His name was not familiar to Emmanuel Coffey, CEO of Autotech Driving School on Nostrand Avenue, in the heart of Brooklyn’s Little Haiti. However, Coffey echoed some of McGuire’s policy prescriptions, citing the inconsistent support for small businesses during the pandemic.
“They provided some assistance in March and April  from the pandemic, but I don’t know that it was sufficient,” Coffey said. “They could also subsidize rent or a portion of it, but all of that falls under financial assistance.”
Building an equitable city
In addition to revealing business gaps within the Haitian community, the past year has exposed overly aggressive policing in minority communities and inequities in housing access, as thousands of tenants fell behind on rent.
Self-described progressive candidates like Maya Wiley and Dianne Morales have advocated directly for NYPD budget cuts to fund social services. Some polls suggest a majority of city residents support the idea of defunding the police, but McGuire called the policy demand a “disaster.”
“People who are talking about [defunding], they live in gated communities and they pay for private support,” McGuire said.
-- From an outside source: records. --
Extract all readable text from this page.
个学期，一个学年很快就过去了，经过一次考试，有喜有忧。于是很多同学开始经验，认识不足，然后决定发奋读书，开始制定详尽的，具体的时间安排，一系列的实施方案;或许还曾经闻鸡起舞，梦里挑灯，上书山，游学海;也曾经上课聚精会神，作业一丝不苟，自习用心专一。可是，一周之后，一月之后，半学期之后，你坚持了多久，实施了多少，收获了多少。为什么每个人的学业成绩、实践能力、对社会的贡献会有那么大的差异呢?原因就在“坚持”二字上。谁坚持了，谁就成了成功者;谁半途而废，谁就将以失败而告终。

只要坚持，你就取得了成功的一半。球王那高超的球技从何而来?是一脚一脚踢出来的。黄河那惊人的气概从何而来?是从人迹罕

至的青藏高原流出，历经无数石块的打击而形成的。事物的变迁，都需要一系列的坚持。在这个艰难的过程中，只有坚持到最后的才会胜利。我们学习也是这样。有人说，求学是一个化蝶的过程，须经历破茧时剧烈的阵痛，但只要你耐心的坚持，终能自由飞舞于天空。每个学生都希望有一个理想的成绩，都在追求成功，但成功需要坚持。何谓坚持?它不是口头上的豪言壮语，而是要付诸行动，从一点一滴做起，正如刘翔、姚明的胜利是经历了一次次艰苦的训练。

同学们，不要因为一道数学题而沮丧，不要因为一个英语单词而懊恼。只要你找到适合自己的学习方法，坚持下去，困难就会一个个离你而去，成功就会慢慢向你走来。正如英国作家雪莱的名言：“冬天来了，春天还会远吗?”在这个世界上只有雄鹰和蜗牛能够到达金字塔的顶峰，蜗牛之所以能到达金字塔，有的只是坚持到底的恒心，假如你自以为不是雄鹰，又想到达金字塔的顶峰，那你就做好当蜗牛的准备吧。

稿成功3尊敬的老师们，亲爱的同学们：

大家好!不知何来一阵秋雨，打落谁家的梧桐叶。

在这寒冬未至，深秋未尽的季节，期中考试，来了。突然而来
He has advocated for expanding community policing and instituting accountability mechanisms into the NYPD instead. However, cuts could be on the table after McGuire’s proposed top-to-bottom review of public safety spending.
McGuire also has a robust housing plan that includes building 350,000 new units in eight years, with the majority of the $2.5 billion in capital funding going toward housing that is affordable at 50% of the area median income (AMI). Current AMI for a single person is $81,600. The plan calls for changing city zoning requirements to build on underutilized city land.
Supporters like Lindor say that promoting economic advancement could help community members afford the rising cost of housing.
“If you build community capacity so they can get into the middle class, they would then be able to afford the [housing] market,” he said.
To build inclusiveness and opportunity, McGuire called for an alternative to the same leadership that he said has failed the city.
“My plan is a plan to get us out of this, it is a plan to give people opportunities, it is a plan to invest in communities,” McGuire said. “This is not a time for somebody who doesn’t have serious management experience.”